Вопрос о причинах дефектности числовой парадигмы существительного традиционную грамматику не занимал. Но когнитивная лингвистика его не может не ставить. И ответ на этот вопрос следует искать в особенностях явления, стоящего за именем, в особенностях его отношения к мыслительной категории количества. Сопоставление приведенных точек зрения на категорию числа существительного показывает, что камнем преткновения для тех, кто считает категогорию числа русского языка словоизменительной, являются не столько вещественные, сколько отвлеченные существительные.

В современных исследованиях грамматических форм слов в рамках когнитивной парадигмы акцент перемещается на выявление “семантической мотивировки синтаксического поведения лексемы” [Плунгян, Рахилина 1995: 252]. Наличие грамматических форм слова ставится в зависимость от его семантических особенностей, от того, какое явление действительности или его фрагмент стоит за словом-знаком и с каким типом действительности этот знак соотнесен. При этом грамматические формы интерпретируются как способ категоризации действительности, способ обобщения опыта ее познания. Меняется общий вектор исследований: “от знаний —...к их влиянию на лексику, семантику, синтаксис” [Караулов 1992: 115]. У этих парадигмальных изменений есть своя история.

(с. 473) 2.2. Категориальное значение числа существительного И.И. Ревзин видел не в общепринятом семантическом противопоставлении ‘один — больше одного’, а в ‘расчлененности’ (это одна из “коннотаций” в аргументации Н.В.Перцова): “каждое существительное мыслится как элемент расчлененной, занимающей разные участки пространственно-временного континуума совокупности однородных элементов” [Ревзин 1978: 185]. Расчлененность интерпретируется как “частный случай реализации более общей семантической категории множественности” [Ревзин 1977: 153]. При этом И.И.Ревзин отмечает, что противопоставление по числу для всего множества существительных является факультативным, а потенциально возможная форма множественного числа “связана со сдвигом значения (лексического — Л.Ч.) в сторону его конкретизации” [Ревзин 1978: 179].

Относительно абстрактных существительных И.И.Ревзин сделал такое замечание: “чем существительное абстрактней (т. е. передает лишь общую идею процесса или свойства), тем менее необходимым и даже возможным становится употребление соответствующей формы множественного числа” [Ревзин 1978: 179]. Предваряя современные когнитивные стратегии в изучении грамматики и категории числа в частности, И.И.Ревзин писал: “категория числа, являясь когнитивной (логической), т. е. отражая свойства объектов реальной действительности, ведет себя активно (как и другие категории языка, она не просто отражает действительность, но специфическим образом организует ее представление в языке)” [Ревзин 1978: 180].

Числовая оппозиция является, по признанию многих исследователей, привативной.
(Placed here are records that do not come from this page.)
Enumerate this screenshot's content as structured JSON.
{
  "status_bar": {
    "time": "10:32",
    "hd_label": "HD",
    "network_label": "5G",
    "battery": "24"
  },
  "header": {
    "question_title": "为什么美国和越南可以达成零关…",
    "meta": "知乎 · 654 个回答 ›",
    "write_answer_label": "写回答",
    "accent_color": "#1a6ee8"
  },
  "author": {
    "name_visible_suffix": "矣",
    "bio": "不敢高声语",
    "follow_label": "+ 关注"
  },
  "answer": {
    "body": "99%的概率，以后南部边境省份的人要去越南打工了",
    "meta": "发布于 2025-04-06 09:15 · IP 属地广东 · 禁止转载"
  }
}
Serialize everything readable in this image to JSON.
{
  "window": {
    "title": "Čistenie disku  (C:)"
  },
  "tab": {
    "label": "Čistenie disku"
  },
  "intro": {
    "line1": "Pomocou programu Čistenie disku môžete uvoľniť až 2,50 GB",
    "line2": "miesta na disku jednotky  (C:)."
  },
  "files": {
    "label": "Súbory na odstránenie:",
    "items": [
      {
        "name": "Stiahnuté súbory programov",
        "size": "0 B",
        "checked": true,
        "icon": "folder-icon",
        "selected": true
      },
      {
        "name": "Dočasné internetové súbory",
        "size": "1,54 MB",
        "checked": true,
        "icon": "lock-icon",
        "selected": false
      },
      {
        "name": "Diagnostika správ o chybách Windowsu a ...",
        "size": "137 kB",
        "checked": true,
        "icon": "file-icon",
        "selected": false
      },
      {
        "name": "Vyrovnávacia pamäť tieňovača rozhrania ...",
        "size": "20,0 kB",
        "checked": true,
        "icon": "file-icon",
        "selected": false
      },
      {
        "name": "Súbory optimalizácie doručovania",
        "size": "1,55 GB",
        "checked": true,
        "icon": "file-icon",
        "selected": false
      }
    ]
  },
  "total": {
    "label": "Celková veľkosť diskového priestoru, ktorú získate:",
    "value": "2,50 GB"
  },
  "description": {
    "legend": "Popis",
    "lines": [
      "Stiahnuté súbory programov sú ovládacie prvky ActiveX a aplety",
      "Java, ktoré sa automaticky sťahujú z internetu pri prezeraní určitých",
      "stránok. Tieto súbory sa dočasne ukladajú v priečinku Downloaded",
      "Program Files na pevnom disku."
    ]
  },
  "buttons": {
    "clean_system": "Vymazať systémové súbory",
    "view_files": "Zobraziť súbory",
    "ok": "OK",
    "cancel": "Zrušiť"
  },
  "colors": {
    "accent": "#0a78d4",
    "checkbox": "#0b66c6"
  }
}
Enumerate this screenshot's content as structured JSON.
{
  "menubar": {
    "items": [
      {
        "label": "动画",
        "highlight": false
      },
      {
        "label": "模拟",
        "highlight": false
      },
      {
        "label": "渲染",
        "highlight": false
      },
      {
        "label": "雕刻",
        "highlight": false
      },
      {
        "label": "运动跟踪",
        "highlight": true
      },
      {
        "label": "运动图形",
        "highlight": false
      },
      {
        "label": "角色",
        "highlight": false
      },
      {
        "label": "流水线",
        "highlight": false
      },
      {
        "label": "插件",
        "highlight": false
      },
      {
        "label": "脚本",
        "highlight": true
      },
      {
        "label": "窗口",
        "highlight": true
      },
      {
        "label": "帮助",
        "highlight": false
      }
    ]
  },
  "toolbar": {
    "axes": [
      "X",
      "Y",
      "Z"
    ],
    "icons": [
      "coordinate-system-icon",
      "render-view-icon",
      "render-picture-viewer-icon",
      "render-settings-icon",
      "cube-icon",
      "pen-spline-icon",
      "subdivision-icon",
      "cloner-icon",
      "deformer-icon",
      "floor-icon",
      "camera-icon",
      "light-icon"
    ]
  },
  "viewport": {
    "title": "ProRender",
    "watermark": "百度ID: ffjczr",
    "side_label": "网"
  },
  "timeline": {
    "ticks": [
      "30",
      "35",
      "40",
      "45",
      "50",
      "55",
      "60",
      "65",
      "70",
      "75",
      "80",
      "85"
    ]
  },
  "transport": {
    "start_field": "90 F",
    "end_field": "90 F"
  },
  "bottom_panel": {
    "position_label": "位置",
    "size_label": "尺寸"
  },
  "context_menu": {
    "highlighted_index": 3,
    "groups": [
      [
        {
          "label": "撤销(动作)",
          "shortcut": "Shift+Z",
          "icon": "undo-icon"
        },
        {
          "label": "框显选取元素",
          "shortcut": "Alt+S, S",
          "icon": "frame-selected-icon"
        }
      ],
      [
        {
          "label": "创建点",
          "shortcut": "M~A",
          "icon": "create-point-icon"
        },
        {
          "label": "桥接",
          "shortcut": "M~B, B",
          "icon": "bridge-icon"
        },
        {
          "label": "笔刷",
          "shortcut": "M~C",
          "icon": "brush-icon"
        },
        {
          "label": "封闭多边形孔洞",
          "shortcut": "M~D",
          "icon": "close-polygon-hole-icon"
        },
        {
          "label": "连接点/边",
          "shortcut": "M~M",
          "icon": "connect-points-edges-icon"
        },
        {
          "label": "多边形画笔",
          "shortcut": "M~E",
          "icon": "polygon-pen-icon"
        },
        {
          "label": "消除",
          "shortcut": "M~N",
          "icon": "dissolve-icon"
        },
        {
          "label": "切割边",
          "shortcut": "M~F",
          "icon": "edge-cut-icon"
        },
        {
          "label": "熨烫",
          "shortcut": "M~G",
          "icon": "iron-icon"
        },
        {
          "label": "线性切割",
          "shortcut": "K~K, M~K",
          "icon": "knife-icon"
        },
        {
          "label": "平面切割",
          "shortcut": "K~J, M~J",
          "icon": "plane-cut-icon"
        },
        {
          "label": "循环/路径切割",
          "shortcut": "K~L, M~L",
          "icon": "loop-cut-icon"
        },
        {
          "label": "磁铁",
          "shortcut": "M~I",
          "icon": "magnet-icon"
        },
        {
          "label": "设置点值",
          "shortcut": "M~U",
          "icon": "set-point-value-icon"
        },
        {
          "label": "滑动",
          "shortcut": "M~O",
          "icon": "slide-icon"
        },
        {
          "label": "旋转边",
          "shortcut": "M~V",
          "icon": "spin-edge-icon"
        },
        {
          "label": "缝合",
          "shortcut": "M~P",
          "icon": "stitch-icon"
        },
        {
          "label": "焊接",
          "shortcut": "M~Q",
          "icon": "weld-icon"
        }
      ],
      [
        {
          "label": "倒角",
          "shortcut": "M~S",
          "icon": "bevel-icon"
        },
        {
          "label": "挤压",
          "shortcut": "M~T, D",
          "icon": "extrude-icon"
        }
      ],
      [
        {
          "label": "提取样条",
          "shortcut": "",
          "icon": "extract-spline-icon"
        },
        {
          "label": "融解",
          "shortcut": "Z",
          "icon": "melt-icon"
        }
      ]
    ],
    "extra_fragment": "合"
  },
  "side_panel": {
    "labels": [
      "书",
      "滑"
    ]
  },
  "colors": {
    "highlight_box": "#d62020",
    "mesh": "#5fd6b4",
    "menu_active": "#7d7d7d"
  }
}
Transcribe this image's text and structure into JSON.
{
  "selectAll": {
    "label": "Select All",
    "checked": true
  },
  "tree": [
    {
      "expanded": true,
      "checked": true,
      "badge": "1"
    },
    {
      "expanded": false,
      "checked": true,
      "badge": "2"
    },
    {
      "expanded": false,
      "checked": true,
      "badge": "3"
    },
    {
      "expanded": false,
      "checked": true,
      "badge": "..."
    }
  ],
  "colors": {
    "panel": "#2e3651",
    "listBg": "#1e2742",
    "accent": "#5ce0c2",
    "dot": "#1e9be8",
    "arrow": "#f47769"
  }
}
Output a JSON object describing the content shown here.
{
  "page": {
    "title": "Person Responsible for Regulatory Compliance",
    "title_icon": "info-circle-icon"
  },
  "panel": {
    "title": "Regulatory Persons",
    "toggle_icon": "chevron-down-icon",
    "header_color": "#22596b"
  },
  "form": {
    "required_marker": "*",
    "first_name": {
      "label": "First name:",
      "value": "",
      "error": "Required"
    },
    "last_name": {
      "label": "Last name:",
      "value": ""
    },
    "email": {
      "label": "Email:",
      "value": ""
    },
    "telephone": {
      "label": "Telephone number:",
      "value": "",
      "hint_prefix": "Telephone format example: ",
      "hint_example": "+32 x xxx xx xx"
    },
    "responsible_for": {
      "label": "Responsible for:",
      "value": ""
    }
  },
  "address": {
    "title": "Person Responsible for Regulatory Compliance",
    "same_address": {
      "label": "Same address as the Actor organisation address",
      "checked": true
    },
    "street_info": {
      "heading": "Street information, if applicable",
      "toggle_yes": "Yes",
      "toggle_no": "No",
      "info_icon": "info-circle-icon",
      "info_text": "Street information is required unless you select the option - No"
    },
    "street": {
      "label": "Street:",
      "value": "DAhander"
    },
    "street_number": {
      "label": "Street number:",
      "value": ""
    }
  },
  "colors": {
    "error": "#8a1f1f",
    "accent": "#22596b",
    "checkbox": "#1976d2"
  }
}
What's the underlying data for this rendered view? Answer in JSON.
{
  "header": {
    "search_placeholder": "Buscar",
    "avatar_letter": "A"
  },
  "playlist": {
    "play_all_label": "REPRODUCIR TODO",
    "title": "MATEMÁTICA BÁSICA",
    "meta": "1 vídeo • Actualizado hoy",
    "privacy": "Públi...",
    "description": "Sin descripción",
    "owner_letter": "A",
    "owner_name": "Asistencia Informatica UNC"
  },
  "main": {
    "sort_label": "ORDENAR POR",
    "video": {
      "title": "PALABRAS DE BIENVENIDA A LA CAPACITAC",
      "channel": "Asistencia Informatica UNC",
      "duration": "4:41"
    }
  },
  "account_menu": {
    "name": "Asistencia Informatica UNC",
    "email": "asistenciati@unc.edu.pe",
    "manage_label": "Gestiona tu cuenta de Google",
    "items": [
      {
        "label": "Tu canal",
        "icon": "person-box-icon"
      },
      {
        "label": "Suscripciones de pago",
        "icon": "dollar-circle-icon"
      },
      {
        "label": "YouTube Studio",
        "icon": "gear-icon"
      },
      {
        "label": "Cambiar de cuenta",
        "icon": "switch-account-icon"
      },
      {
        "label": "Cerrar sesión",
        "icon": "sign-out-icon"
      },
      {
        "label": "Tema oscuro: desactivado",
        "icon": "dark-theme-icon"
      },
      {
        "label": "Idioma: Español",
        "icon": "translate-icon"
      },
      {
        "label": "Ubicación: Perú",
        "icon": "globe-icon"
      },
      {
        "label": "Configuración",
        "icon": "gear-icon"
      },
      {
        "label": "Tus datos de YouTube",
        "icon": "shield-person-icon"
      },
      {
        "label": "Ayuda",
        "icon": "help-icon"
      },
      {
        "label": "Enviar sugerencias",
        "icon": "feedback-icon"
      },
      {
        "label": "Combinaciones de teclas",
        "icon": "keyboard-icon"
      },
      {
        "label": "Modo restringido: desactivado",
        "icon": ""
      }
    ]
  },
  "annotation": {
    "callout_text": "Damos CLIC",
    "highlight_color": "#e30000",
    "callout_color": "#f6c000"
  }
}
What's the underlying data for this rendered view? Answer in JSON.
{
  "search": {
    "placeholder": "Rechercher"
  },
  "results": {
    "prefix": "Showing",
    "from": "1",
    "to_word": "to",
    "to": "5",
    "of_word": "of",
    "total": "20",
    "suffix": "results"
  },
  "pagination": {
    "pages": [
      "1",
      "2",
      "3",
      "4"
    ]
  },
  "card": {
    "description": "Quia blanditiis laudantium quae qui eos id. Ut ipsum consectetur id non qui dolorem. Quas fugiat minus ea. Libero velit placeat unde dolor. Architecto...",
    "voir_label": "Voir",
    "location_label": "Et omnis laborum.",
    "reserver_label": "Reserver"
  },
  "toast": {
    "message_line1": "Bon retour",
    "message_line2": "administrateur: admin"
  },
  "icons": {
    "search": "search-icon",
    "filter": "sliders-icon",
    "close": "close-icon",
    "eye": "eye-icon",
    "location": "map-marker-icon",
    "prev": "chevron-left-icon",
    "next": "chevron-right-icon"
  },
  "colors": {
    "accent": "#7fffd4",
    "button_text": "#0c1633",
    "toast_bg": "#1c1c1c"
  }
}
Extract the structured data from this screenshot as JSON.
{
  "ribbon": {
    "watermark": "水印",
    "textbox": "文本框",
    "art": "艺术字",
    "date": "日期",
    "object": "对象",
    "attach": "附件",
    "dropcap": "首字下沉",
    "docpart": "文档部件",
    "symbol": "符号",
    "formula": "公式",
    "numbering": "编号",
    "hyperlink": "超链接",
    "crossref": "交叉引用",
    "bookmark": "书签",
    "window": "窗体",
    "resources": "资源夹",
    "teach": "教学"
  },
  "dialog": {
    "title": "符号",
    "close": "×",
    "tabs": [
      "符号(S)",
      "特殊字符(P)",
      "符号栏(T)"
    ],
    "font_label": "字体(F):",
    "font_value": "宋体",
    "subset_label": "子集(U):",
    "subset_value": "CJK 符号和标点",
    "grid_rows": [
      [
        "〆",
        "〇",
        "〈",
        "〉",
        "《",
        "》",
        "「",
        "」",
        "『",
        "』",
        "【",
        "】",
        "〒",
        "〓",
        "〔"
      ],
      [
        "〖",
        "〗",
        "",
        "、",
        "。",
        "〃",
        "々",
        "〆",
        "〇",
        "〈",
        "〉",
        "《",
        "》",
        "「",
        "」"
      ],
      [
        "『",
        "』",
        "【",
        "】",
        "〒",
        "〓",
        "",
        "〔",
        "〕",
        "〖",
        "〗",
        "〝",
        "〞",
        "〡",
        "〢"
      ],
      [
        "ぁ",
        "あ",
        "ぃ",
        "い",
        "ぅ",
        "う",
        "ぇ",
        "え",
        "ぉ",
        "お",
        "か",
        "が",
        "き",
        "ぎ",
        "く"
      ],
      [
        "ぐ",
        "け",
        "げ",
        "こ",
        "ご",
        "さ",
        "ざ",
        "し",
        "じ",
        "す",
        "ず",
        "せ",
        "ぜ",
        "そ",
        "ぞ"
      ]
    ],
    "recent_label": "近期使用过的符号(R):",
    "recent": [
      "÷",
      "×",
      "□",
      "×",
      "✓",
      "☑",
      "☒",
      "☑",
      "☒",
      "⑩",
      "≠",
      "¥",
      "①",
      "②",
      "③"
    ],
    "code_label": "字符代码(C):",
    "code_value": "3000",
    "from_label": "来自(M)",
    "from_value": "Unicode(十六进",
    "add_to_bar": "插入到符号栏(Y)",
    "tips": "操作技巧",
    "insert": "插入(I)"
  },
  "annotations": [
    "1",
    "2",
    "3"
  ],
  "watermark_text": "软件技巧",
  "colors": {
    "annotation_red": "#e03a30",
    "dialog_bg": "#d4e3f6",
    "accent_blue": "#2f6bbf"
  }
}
Маркированный член оппозиции — форма множественного числа. Именно она всегда обозначает расчлененность, множественность, неопределенно большое количество, тогда как форма единственного числа приобретает собственно количественное значение только на фоне соотносимой с ним грамматической формы множественного. Вне этого противопоставления форма единственного числа вообще не имеет отношения к идее количества. Множественность как проявление количественной характеристики мира охватывает мерные (счетаемость) свойства предметов и явлений. Естественно, что этими свойствами обладают эмпирически воспринимаемые предметы физического мира. Следовательно, числовая оппозиция имен физического мира отражает их реально существующие количественные отношения (дом — дома, тополь — тополя).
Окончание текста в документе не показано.